The retired bishops’ statement quickly drew rebuke from a coalition of traditionalist groups who aim to uphold church teaching on the matter.

“The path urged by the retired bishops, if adopted, will leave The United Methodist Church barely distinguishable from the culture, particularly in the Christian West,” read a statement by the Renewal and Reform Coalition. “All this would be done for the sake of expediency and convenience, a desire for ‘relevance,’ and a misapplied sense of social justice. In reality, the retired bishops’ position is in a distinct minority across the Church universal and has only resulted in dissension, schism, and the weakening of the Church where it has been adopted.”

Some bishops expressed disappointment with the retired bishops’ public opposition to the Book of Discipline’s current rule.

“I think that it’s unfortunate that this group of bishops has stepped outside of the covenant relationship and find this the only way in which to voice their opinion about the issue of homosexuality,” Oklahoma Bishop Robert E. Hayes Jr., said in an interview with United Methodist News Service.

He said the statement steps outside the accepted process for changing church policy.
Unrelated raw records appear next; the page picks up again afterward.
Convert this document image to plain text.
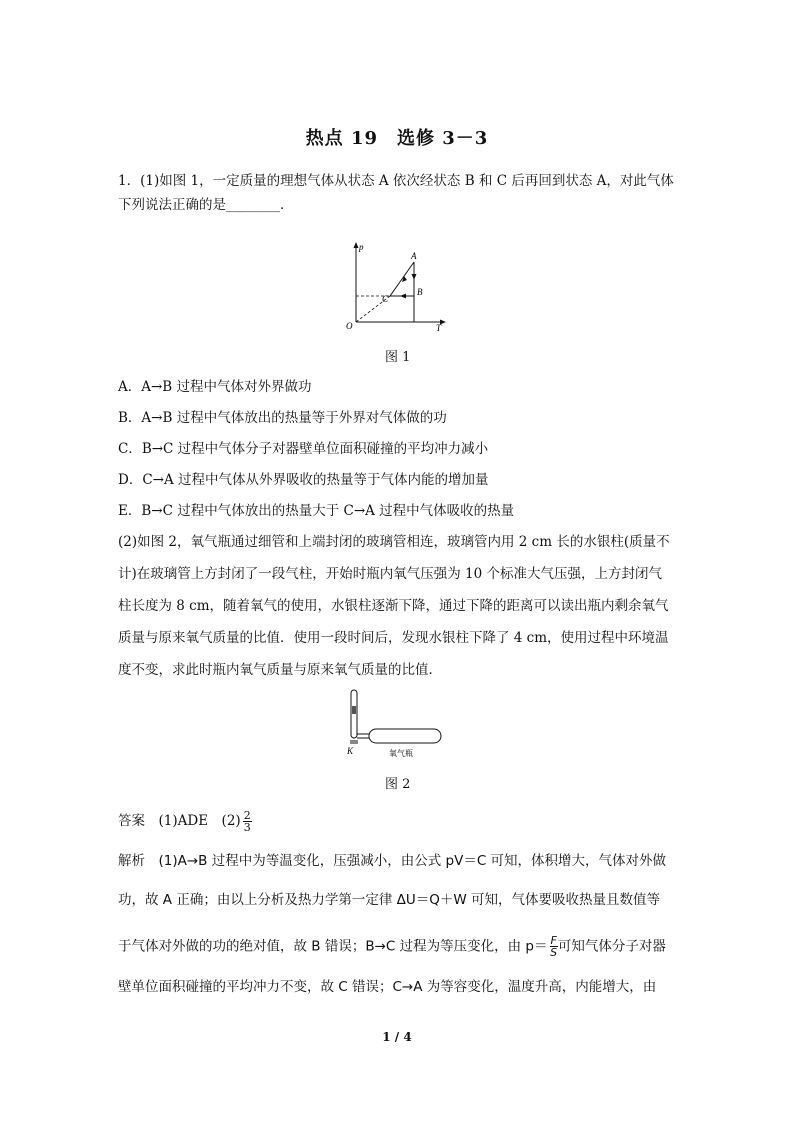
热点 19　选修 3－3
1．(1)如图 1，一定质量的理想气体从状态 A 依次经状态 B 和 C 后再回到状态 A，对此气体
下列说法正确的是________．
p
T
O
A
B
C
图 1
A．A→B 过程中气体对外界做功
B．A→B 过程中气体放出的热量等于外界对气体做的功
C．B→C 过程中气体分子对器壁单位面积碰撞的平均冲力减小
D．C→A 过程中气体从外界吸收的热量等于气体内能的增加量
E．B→C 过程中气体放出的热量大于 C→A 过程中气体吸收的热量
(2)如图 2，氧气瓶通过细管和上端封闭的玻璃管相连，玻璃管内用 2 cm 长的水银柱(质量不
计)在玻璃管上方封闭了一段气柱，开始时瓶内氧气压强为 10 个标准大气压强，上方封闭气
柱长度为 8 cm，随着氧气的使用，水银柱逐渐下降，通过下降的距离可以读出瓶内剩余氧气
质量与原来氧气质量的比值．使用一段时间后，发现水银柱下降了 4 cm，使用过程中环境温
度不变，求此时瓶内氧气质量与原来氧气质量的比值．
K	氧气瓶
图 2
答案　(1)ADE　$(2) \frac{2}{3}$
解析　(1)A→B 过程中为等温变化，压强减小，由公式 pV＝C 可知，体积增大，气体对外做
功，故 A 正确；由以上分析及热力学第一定律 ΔU＝Q＋W 可知，气体要吸收热量且数值等
于气体对外做的功的绝对值，故 B 错误；B→C 过程为等压变化，由 $p= \frac{F}{S}$ 可知气体分子对器
壁单位面积碰撞的平均冲力不变，故 C 错误；C→A 为等容变化，温度升高，内能增大，由
1 / 4
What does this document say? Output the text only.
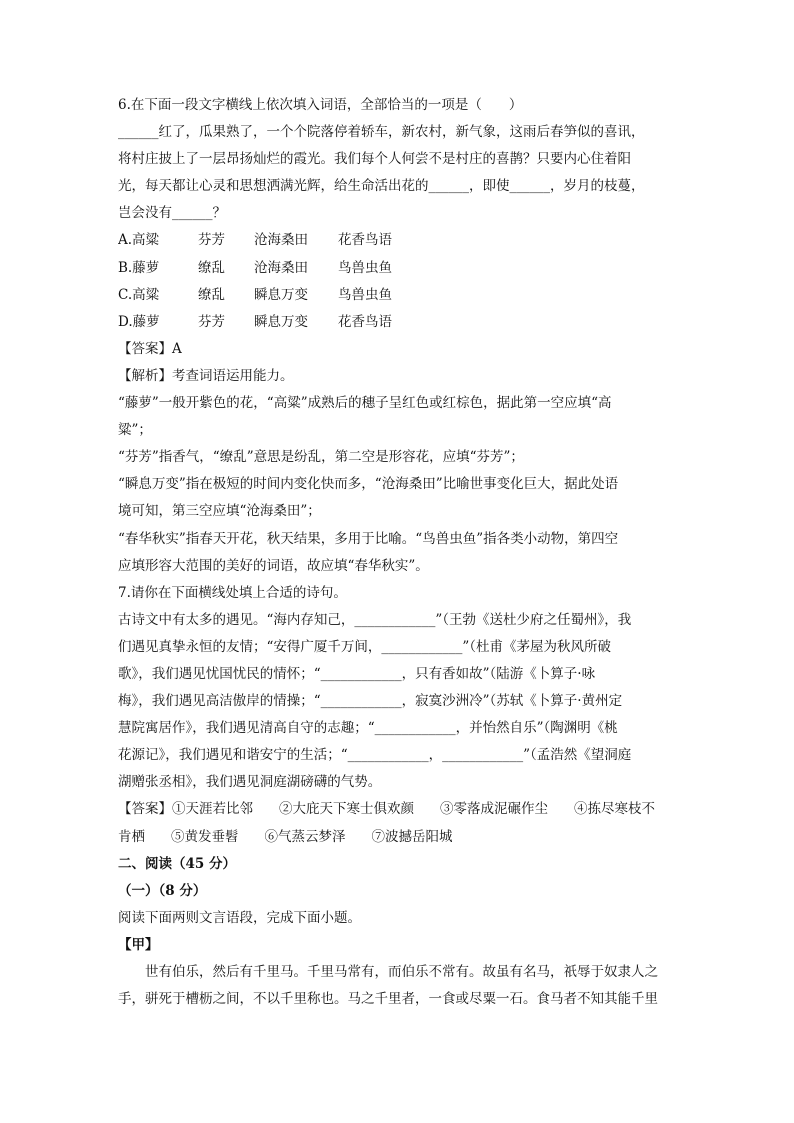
6.在下面一段文字横线上依次填入词语，全部恰当的一项是（　　）
______红了，瓜果熟了，一个个院落停着轿车，新农村，新气象，这雨后春笋似的喜讯，
将村庄披上了一层昂扬灿烂的霞光。我们每个人何尝不是村庄的喜鹊？只要内心住着阳
光，每天都让心灵和思想洒满光辉，给生命活出花的______，即使______，岁月的枝蔓，
岂会没有______？
A.高粱	芬芳 沧海桑田 花香鸟语
B.藤萝	缭乱 沧海桑田 鸟兽虫鱼
C.高粱	缭乱 瞬息万变 鸟兽虫鱼
D.藤萝	芬芳 瞬息万变 花香鸟语
【答案】A
【解析】考查词语运用能力。
“藤萝”一般开紫色的花，“高粱”成熟后的穗子呈红色或红棕色，据此第一空应填“高
粱”；
“芬芳”指香气，“缭乱”意思是纷乱，第二空是形容花，应填“芬芳”；
“瞬息万变”指在极短的时间内变化快而多，“沧海桑田”比喻世事变化巨大，据此处语
境可知，第三空应填“沧海桑田”；
“春华秋实”指春天开花，秋天结果，多用于比喻。“鸟兽虫鱼”指各类小动物，第四空
应填形容大范围的美好的词语，故应填“春华秋实”。
7.请你在下面横线处填上合适的诗句。
古诗文中有太多的遇见。“海内存知己，____________”（王勃《送杜少府之任蜀州》，我
们遇见真挚永恒的友情；“安得广厦千万间，____________”（杜甫《茅屋为秋风所破
歌》，我们遇见忧国忧民的情怀；“____________，只有香如故”（陆游《卜算子·咏
梅》，我们遇见高洁傲岸的情操；“____________，寂寞沙洲冷”（苏轼《卜算子·黄州定
慧院寓居作》，我们遇见清高自守的志趣；“____________，并怡然自乐”（陶渊明《桃
花源记》，我们遇见和谐安宁的生活；“____________，____________”（孟浩然《望洞庭
湖赠张丞相》，我们遇见洞庭湖磅礴的气势。
【答案】①天涯若比邻 ②大庇天下寒士俱欢颜 ③零落成泥碾作尘 ④拣尽寒枝不
肯栖 ⑤黄发垂髫 ⑥气蒸云梦泽 ⑦波撼岳阳城
二、阅读（45 分）
（一）（8 分）
阅读下面两则文言语段，完成下面小题。
【甲】
世有伯乐，然后有千里马。千里马常有，而伯乐不常有。故虽有名马，祇辱于奴隶人之
手，骈死于槽枥之间，不以千里称也。马之千里者，一食或尽粟一石。食马者不知其能千里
Any person, regardless of whether that individual is clergy or a layperson, can petition General Conference to ask for a change.

“This circumvents our way of handling difficult issues,” Hayes said. “I am very disappointed the bishops chose this way to make their opinions known.”

Two bishops from Africa also spoke out against the statement.

“Africa should not be pushed on this issue,” said Bishop Eben K. Nhiwatiwa of Zimbabwe. “The position of The United Methodist Church right now is the position that is in sync with the context of the African church right now.”

Bishop John Innis of Liberia agreed. “We are all created by God,” he said. “A person who practices homosexuality can be my friend, but I cannot condone that behavior.”

In 2008, delegates to the General Conference voted 517 to 416 to retain the church’s official stance holding homosexual practice as “incompatible with Christian teaching.” The margins on the church’s prohibition against active homosexual clergy and same-sex unions were larger, sometimes surpassing 70 percent.

The presence of 192 African delegates, who were outspoken in their defense of the church’s current position on homosexuality, was credited by traditionalists as providing the votes necessary to prevent deleting the “incompatible” clause. The number of African delegates will increase to nearly 300 at the 2012 General Conference. Although over 4 million United Methodists now live in Africa, over one-third of the denomination, only 3 Africans serve on GBCS’s 63-member board.

The 2008 General Conference also voted, by larger margins, to “support laws in civil society that define marriage as the union of one man and one woman,” to affirm that “sexual relations are affirmed only within the covenant of monogamous, heterosexual marriage,” and to maintain the current prohibitions of same-sex union services and the ordination of “self-avowed practicing homosexuals.”

Jeff Walton is Communications Manager for the Institute on Religion & Democracy.